Although the GDPR is an EU regulation, any company that markets goods or services to EU residents or processes personal data of EU citizens is subject to the regulation, regardless of its location.
What constitutes personal data?
Personal data refers to any information that relates to an 'identifiable living individual', or a real person. This includes name, address, phone number, social security number, photos, credit card and health information that may be linked to the individual.
When is one.com acting as data controller?
one.com acts as data controller whenever we determine the purposes and means of the processing. This is, for example, the case when we ask for your contact details to register you as a customer, send you e-mails about the service or handle your personal data to provide customer support.

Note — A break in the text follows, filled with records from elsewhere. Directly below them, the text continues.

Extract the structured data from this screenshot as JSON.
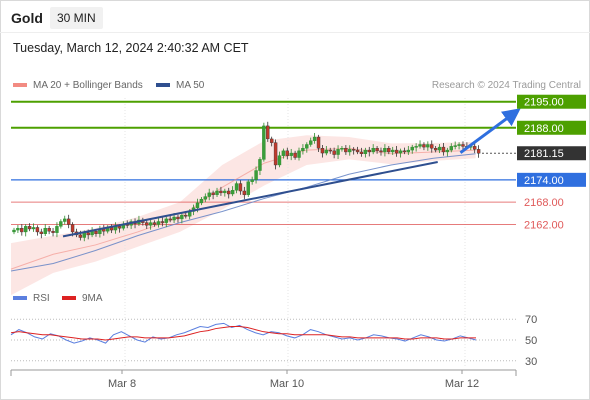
{
  "header": {
    "symbol": "Gold",
    "timeframe": "30 MIN",
    "datetime": "Tuesday, March 12, 2024 2:40:32 AM CET",
    "credit": "Research © 2024 Trading Central"
  },
  "colors": {
    "bollinger": "#f28b82",
    "ma50": "#2f4f8f",
    "resistance": "#4da000",
    "current": "#333333",
    "pivot": "#2f6fdf",
    "support": "#e05a5a",
    "rsi": "#5b7fdf",
    "rsi_ma": "#dd2222"
  },
  "legend": {
    "bollinger_label": "MA 20 + Bollinger Bands",
    "ma50_label": "MA 50",
    "rsi_label": "RSI",
    "rsi_ma_label": "9MA"
  },
  "chart_data": [
    {
      "type": "line",
      "title": "Gold 30 MIN",
      "x_ticks": [
        "Mar 8",
        "Mar 10",
        "Mar 12"
      ],
      "price_levels": [
        {
          "value": 2195.0,
          "label": "2195.00",
          "kind": "resistance"
        },
        {
          "value": 2188.0,
          "label": "2188.00",
          "kind": "resistance"
        },
        {
          "value": 2181.15,
          "label": "2181.15",
          "kind": "current"
        },
        {
          "value": 2174.0,
          "label": "2174.00",
          "kind": "pivot"
        },
        {
          "value": 2168.0,
          "label": "2168.00",
          "kind": "support"
        },
        {
          "value": 2162.0,
          "label": "2162.00",
          "kind": "support"
        }
      ],
      "ylim": [
        2146,
        2196
      ],
      "series": [
        {
          "name": "MA 50",
          "values": [
            2149.5,
            2151.5,
            2155.0,
            2159.0,
            2162.5,
            2165.5,
            2169.0,
            2172.0,
            2175.5,
            2178.0,
            2179.8,
            2181.0
          ]
        },
        {
          "name": "MA 20 + Bollinger Bands",
          "values": [
            2150.0,
            2154.0,
            2156.5,
            2160.0,
            2164.0,
            2172.0,
            2178.5,
            2182.0,
            2182.5,
            2181.0,
            2181.5,
            2182.0
          ]
        }
      ],
      "candle_closes": [
        2160.5,
        2161,
        2160,
        2161.5,
        2160.8,
        2161.2,
        2160,
        2159.5,
        2161,
        2160.2,
        2159.8,
        2161.5,
        2162.8,
        2163.5,
        2162,
        2160,
        2159.2,
        2158.5,
        2159.8,
        2159.2,
        2160.2,
        2159.5,
        2160.8,
        2160.2,
        2161.2,
        2160.5,
        2161.5,
        2161,
        2162,
        2161.8,
        2162.8,
        2162.2,
        2163.2,
        2162.5,
        2161.8,
        2162.5,
        2162,
        2162.8,
        2162.5,
        2163.5,
        2163.2,
        2164,
        2163.5,
        2164.5,
        2164.2,
        2165.5,
        2166.5,
        2167.8,
        2168.8,
        2169.5,
        2170.5,
        2170,
        2171,
        2170.5,
        2171,
        2170.2,
        2171.2,
        2173,
        2171,
        2170,
        2173.5,
        2174,
        2176.5,
        2179.5,
        2188.5,
        2185,
        2184,
        2178,
        2180.5,
        2181.8,
        2180.5,
        2181.2,
        2180,
        2181.8,
        2182.5,
        2183.5,
        2184.5,
        2185.5,
        2182.5,
        2181.2,
        2182,
        2181.8,
        2180.8,
        2182.2,
        2182.5,
        2181.5,
        2182.2,
        2182,
        2181.5,
        2181,
        2182,
        2181.5,
        2182.5,
        2181.8,
        2181.5,
        2182.5,
        2181.5,
        2182,
        2181.2,
        2181.8,
        2181.5,
        2182,
        2182.8,
        2183,
        2183.5,
        2182.8,
        2183.5,
        2182.5,
        2182,
        2182.8,
        2181.5,
        2182,
        2183,
        2183.2,
        2183.5,
        2183,
        2182.8,
        2183,
        2182.2,
        2181.15
      ],
      "trendlines": [
        {
          "from": [
            0,
            2158.8
          ],
          "to": [
            0.845,
            2178.8
          ],
          "color": "#2f4f8f"
        },
        {
          "from": [
            0.89,
            2181.3
          ],
          "to": [
            0.995,
            2191.8
          ],
          "color": "#2f6fdf",
          "arrow": true
        }
      ]
    },
    {
      "type": "line",
      "title": "RSI",
      "ylim": [
        25,
        75
      ],
      "y_ticks": [
        70,
        50,
        30
      ],
      "series": [
        {
          "name": "RSI",
          "values": [
            55,
            60,
            57,
            53,
            51,
            56,
            54,
            50,
            47,
            49,
            52,
            50,
            47,
            55,
            58,
            54,
            50,
            48,
            53,
            51,
            52,
            55,
            57,
            60,
            63,
            62,
            65,
            66,
            62,
            64,
            60,
            57,
            55,
            58,
            57,
            54,
            52,
            55,
            60,
            58,
            55,
            53,
            51,
            52,
            50,
            52,
            55,
            54,
            52,
            51,
            49,
            52,
            55,
            53,
            50,
            49,
            51,
            54,
            52,
            50
          ]
        },
        {
          "name": "9MA",
          "values": [
            57,
            58,
            57,
            56,
            55,
            55,
            54,
            53,
            52,
            51,
            51,
            51,
            50,
            51,
            52,
            53,
            53,
            52,
            52,
            52,
            52,
            53,
            54,
            56,
            58,
            59,
            61,
            62,
            63,
            63,
            62,
            60,
            58,
            57,
            56,
            56,
            55,
            55,
            55,
            55,
            55,
            54,
            53,
            53,
            52,
            52,
            52,
            52,
            52,
            52,
            51,
            51,
            52,
            52,
            52,
            51,
            51,
            52,
            52,
            52
          ]
        }
      ]
    }
  ]
}
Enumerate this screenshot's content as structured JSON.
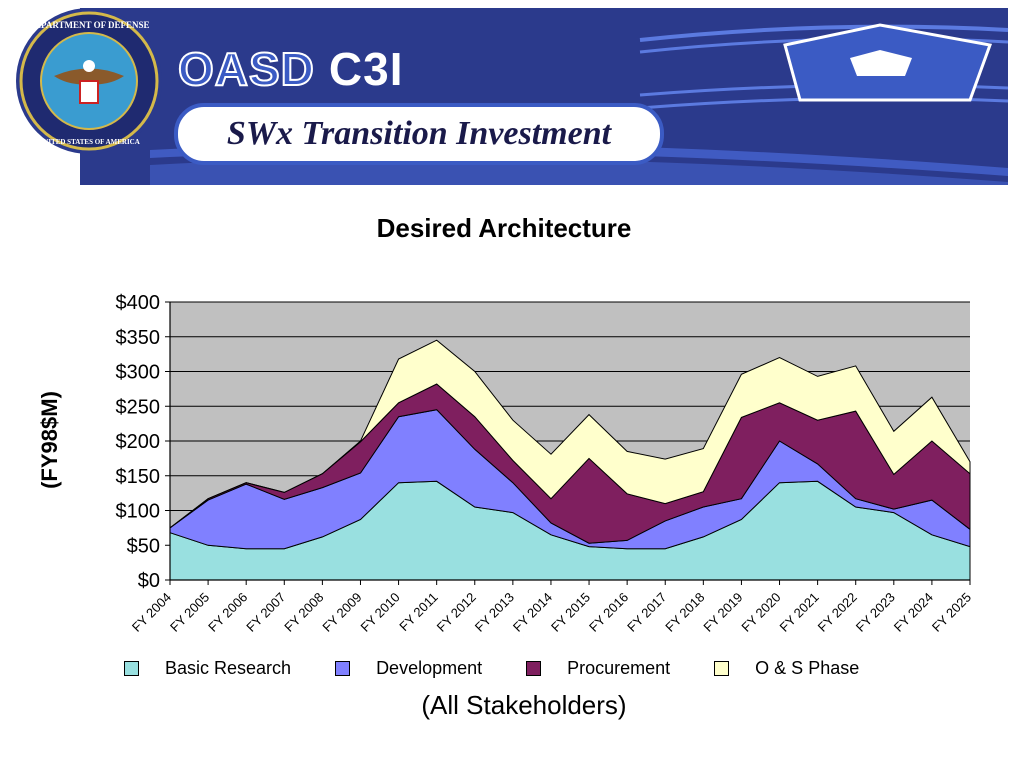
{
  "header": {
    "seal_text_top": "DEPARTMENT OF DEFENSE",
    "seal_text_bottom": "UNITED STATES OF AMERICA",
    "brand_oasd": "OASD",
    "brand_c3i": "C3I",
    "slide_title": "SWx Transition Investment",
    "banner_color": "#2b3a8c",
    "accent_color": "#3b5bc4"
  },
  "chart_data": {
    "type": "area",
    "stacked": true,
    "title": "Desired Architecture",
    "ylabel": "(FY98$M)",
    "caption": "(All Stakeholders)",
    "ylim": [
      0,
      400
    ],
    "yticks": [
      0,
      50,
      100,
      150,
      200,
      250,
      300,
      350,
      400
    ],
    "ytick_labels": [
      "$0",
      "$50",
      "$100",
      "$150",
      "$200",
      "$250",
      "$300",
      "$350",
      "$400"
    ],
    "grid": true,
    "plot_background": "#c0c0c0",
    "legend_position": "bottom",
    "categories": [
      "FY 2004",
      "FY 2005",
      "FY 2006",
      "FY 2007",
      "FY 2008",
      "FY 2009",
      "FY 2010",
      "FY 2011",
      "FY 2012",
      "FY 2013",
      "FY 2014",
      "FY 2015",
      "FY 2016",
      "FY 2017",
      "FY 2018",
      "FY 2019",
      "FY 2020",
      "FY 2021",
      "FY 2022",
      "FY 2023",
      "FY 2024",
      "FY 2025"
    ],
    "series": [
      {
        "name": "Basic Research",
        "color": "#99e0e0",
        "values": [
          68,
          50,
          45,
          45,
          62,
          87,
          140,
          142,
          105,
          97,
          65,
          48,
          45,
          45,
          62,
          87,
          140,
          142,
          105,
          97,
          65,
          48
        ]
      },
      {
        "name": "Development",
        "color": "#8080ff",
        "values": [
          7,
          65,
          93,
          71,
          71,
          67,
          95,
          103,
          83,
          43,
          17,
          5,
          12,
          40,
          43,
          30,
          60,
          25,
          12,
          5,
          50,
          25
        ]
      },
      {
        "name": "Procurement",
        "color": "#7f1f5f",
        "values": [
          0,
          2,
          2,
          10,
          20,
          45,
          20,
          37,
          47,
          32,
          35,
          122,
          67,
          25,
          22,
          117,
          55,
          63,
          126,
          50,
          85,
          80
        ]
      },
      {
        "name": "O & S Phase",
        "color": "#ffffcc",
        "values": [
          0,
          0,
          0,
          0,
          0,
          1,
          63,
          63,
          65,
          58,
          64,
          63,
          61,
          64,
          62,
          62,
          65,
          63,
          65,
          62,
          63,
          17
        ]
      }
    ]
  }
}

In our privacy policy, you can find an overview of all processing activities for which we are the data controller.
When is one.com acting as data processor?
If you process personal data through our systems, for example, when you handle the personal data of customers of your webshop or send emails from your domain, then you are the data controller for this processing activity. We only provide the technical means necessary for these activities, but we have no influence on how you decide to use the personal data.
In these cases, we act as a data processor and we will only process personal data under the Data Processing Agreement to provide the requested services as stated in the webhosting contract and to ensure a high level of security. When you subscribe to our services, a Data Processing Agreement is automatically incorporated into the webhosting contract, which you have accepted as part of the onboarding flow. This agreement between you as the controller and one.com as the data processor is legally required under the GDPR and sets out our respective obligations for the processing activities where we act as a data processor.
Please note that one.com in some cases may process personal data that you have stored on the web space hosted by one.com as a data controller to comply with requests from authorities and court orders as described in our privacy policy.
The DPA can be consulted here.
Where is my data stored?
All data of customers residing in the European Union is hosted in our data centres in Denmark within the European Union.
Some main guidelines you should follow regarding GDPR
- Make sure to check up on your responsibilities as a data controller.
- Don't process personal information you don't need.
- Ensure that any processing of personal data you do has a legal basis.
- Ensure that the people you process personal data about are informed of your processing activities through relevant privacy policies.
- Use encrypted protocols for web, mail and file transfers.
- Keep applications up-to-date.
- Restrict access to data.
- Don't store data any longer than needed, considering operations, financial and legal requirements.
Processing personal data means, for example, that your business collects, stores, records, organises, structures or deletes personal data. That data can be located in emails, web content, database content, etc.
It doesn't matter if you are using tools that we provide, like Website Builder, or if you upload the data yourself.
We don't monitor data you have stored on your web space or in emails. It is your own responsibility to comply with the GDPR and to check if you need a DPA with us.
The GDPR does not apply to the processing of personal data if it is done by a natural individual for purely personal or household activity. For example, if you only use one.com for your personal e-mail address and address book.